I was curious how the c++11 std::regex interface compared to the C posix regular expression library. The c++11 interfaces are almost as easy to use as perl. Suppose we have some space separated fields that we wish to manipulate, showing an order switch and the original:
my @strings = ( "hi bye", "hello world", "why now", "one two" ) ;
foreach ( @strings )
{
s/(\S+)\s+(\S+)/'$&' -> '$2 $1'/ ;
print "$_\n" ;
}
The C++ equivalent is
const char * strings[] { "hi bye", "hello world", "why now", "one two" } ;
std::regex re( R"((\S+)\s+(\S+))" ) ;
for ( auto s : strings )
{
std::cout << regex_replace( s, re, "'$&' -> '$2 $1'\n" ) ;
}
We have one additional step with the C++ code, compiling the regular expression. Precompilation of perl regular expressions is also possible, but that is usually just as performance optimization.
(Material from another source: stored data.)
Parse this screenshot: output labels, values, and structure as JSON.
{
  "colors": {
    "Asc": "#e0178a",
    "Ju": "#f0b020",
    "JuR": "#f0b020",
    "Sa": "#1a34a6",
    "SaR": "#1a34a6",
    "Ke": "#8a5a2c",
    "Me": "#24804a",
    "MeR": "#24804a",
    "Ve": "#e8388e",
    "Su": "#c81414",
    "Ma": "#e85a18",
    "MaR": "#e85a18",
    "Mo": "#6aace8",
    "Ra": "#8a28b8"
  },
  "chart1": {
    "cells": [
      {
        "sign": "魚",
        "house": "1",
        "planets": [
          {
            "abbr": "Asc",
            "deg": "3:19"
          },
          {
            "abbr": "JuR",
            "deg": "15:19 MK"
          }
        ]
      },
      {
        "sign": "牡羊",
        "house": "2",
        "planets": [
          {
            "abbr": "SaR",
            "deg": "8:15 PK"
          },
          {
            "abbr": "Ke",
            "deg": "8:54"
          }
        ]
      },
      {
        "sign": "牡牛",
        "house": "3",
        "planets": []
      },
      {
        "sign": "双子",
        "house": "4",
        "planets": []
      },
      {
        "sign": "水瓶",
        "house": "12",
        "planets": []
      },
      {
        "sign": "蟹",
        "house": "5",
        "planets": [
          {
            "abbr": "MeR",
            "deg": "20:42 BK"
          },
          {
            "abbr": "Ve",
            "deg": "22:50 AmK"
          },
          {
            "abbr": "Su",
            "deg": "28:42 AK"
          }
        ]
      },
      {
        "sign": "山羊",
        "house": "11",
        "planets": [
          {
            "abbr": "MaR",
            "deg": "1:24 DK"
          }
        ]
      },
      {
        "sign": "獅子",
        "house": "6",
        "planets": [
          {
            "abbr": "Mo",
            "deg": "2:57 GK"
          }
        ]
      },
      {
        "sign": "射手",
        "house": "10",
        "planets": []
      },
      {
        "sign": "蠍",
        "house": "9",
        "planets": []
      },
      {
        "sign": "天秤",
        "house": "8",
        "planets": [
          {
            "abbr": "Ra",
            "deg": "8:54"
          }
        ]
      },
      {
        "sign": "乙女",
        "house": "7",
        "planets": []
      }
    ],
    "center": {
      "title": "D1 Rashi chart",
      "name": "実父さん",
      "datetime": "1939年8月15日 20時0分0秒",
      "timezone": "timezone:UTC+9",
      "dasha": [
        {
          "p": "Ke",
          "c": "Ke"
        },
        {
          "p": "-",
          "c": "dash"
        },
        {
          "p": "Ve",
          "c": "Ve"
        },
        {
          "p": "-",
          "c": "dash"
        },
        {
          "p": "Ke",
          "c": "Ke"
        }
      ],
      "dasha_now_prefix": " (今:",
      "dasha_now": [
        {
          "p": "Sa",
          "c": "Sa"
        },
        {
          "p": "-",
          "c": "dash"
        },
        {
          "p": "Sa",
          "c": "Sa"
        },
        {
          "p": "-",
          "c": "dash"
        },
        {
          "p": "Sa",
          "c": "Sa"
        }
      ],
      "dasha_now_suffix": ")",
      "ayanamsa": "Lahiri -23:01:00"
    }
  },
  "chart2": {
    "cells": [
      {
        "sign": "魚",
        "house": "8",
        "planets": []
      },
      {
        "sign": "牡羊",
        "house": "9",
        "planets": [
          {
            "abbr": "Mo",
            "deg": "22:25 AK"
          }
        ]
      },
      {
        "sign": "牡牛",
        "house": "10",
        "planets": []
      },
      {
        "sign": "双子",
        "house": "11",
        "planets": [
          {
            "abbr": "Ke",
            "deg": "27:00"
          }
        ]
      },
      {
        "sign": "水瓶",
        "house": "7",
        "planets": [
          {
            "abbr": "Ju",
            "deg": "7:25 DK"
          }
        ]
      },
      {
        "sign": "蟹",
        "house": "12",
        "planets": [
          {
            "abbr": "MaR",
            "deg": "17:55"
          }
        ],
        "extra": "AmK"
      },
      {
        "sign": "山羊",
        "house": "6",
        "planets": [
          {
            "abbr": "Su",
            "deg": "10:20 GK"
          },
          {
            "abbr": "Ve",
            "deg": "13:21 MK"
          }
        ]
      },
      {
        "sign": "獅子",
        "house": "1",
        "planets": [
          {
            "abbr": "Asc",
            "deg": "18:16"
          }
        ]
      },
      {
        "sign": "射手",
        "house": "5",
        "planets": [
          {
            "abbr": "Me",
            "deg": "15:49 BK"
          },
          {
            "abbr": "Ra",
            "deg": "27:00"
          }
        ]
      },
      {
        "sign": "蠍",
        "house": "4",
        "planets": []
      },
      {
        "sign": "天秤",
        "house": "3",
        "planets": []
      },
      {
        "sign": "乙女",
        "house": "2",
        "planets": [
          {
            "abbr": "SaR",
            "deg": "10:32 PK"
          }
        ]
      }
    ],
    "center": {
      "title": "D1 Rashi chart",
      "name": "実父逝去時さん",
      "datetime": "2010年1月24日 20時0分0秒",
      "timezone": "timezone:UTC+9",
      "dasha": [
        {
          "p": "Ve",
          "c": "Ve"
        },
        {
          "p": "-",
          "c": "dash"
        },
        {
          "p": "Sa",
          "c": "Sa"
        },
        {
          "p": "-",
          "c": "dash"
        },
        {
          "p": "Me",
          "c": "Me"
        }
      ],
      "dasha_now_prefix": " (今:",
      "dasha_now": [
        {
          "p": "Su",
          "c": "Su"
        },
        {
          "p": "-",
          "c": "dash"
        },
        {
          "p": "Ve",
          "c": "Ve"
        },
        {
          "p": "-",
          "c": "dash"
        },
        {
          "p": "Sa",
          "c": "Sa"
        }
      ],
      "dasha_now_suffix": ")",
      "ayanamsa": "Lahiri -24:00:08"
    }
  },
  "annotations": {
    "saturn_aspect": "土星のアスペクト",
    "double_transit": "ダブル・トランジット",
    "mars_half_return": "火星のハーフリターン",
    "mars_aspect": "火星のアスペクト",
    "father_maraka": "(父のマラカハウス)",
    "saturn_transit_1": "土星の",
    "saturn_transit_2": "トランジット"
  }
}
The posix equivalent requires precompilation too
void posixre_error( regex_t * pRe, int rc )
{
char buf[ 128 ] ;
regerror( rc, pRe, buf, sizeof(buf) ) ;
fprintf( stderr, "regerror: %s\n", buf ) ;
exit( 1 ) ;
}
void posixre_compile( regex_t * pRe, const char * expression )
{
int rc = regcomp( pRe, expression, REG_EXTENDED ) ;
if ( rc )
{
posixre_error( pRe, rc ) ;
}
}
but the transform requires more work:
void posixre_transform( regex_t * pRe, const char * input )
{
constexpr size_t N{3} ;
regmatch_t m[N] {} ;
int rc = regexec( pRe, input, N, m, 0 ) ;
if ( rc && (rc != REG_NOMATCH) )
{
posixre_error( pRe, rc ) ;
}
if ( !rc )
{
printf( "'%s' -> ", input ) ;
int len ;
len = m[2].rm_eo - m[2].rm_so ; printf( "'%.*s ", len, &input[ m[2].rm_so ] ) ;
len = m[1].rm_eo - m[1].rm_so ; printf( "%.*s'\n", len, &input[ m[1].rm_so ] ) ;
}
}
To get at the capture expressions we have to pass an array of regmatch_t’s. The first element of that array is the entire match expression, and then we get the captures after that. The awkward thing to deal with is that the regmatch_t is a structure containing the start end end offset within the string.
If we want more granular info from the c++ matcher, it can also provide an array of capture info. We can also get info about whether or not the match worked, something we can do in perl easily
my @strings = ( "hi bye", "helloworld", "why now", "onetwo" ) ;
foreach ( @strings )
{
if ( s/(\S+)\s+(\S+)/$2 $1/ )
{
print "$_\n" ;
}
}
This only prints the transformed line if there was a match success. To do this in C++ we can use regex_match
const char * pattern = R"((\S+)\s+(\S+))" ;
std::regex re( pattern ) ;
for ( auto s : strings )
{
std::cmatch m ;
if ( regex_match( s, m, re ) )
{
std::cout << m[2] << ' ' << m[1] << '\n' ;
}
}
Note that we don’t have to mess around with offsets as was required with the Posix C interface, and also don’t have to worry about the size of the capture match array, since that is handled under the covers. It’s not too hard to do wrap the posix C APIs in a C++ wrapper that makes it about as easy to use as the C++ regex code, but unless you are constrained to using pre-C++11 code and can also live with a Unix only restriction. There are also portability issues with the posix APIs. For example, the perl-style regular expressions like:
work fine with the Linux regex API, but that appears to be an exception. To make code using that regex work on Mac, I had to use strict posix syntax
R"(([^[:space:]]+)([[:space:]]+)([^[:space:]]+))"
Actually using the Posix C interface, with a portability constraint that avoids the Linux regex extensions, would be horrendous.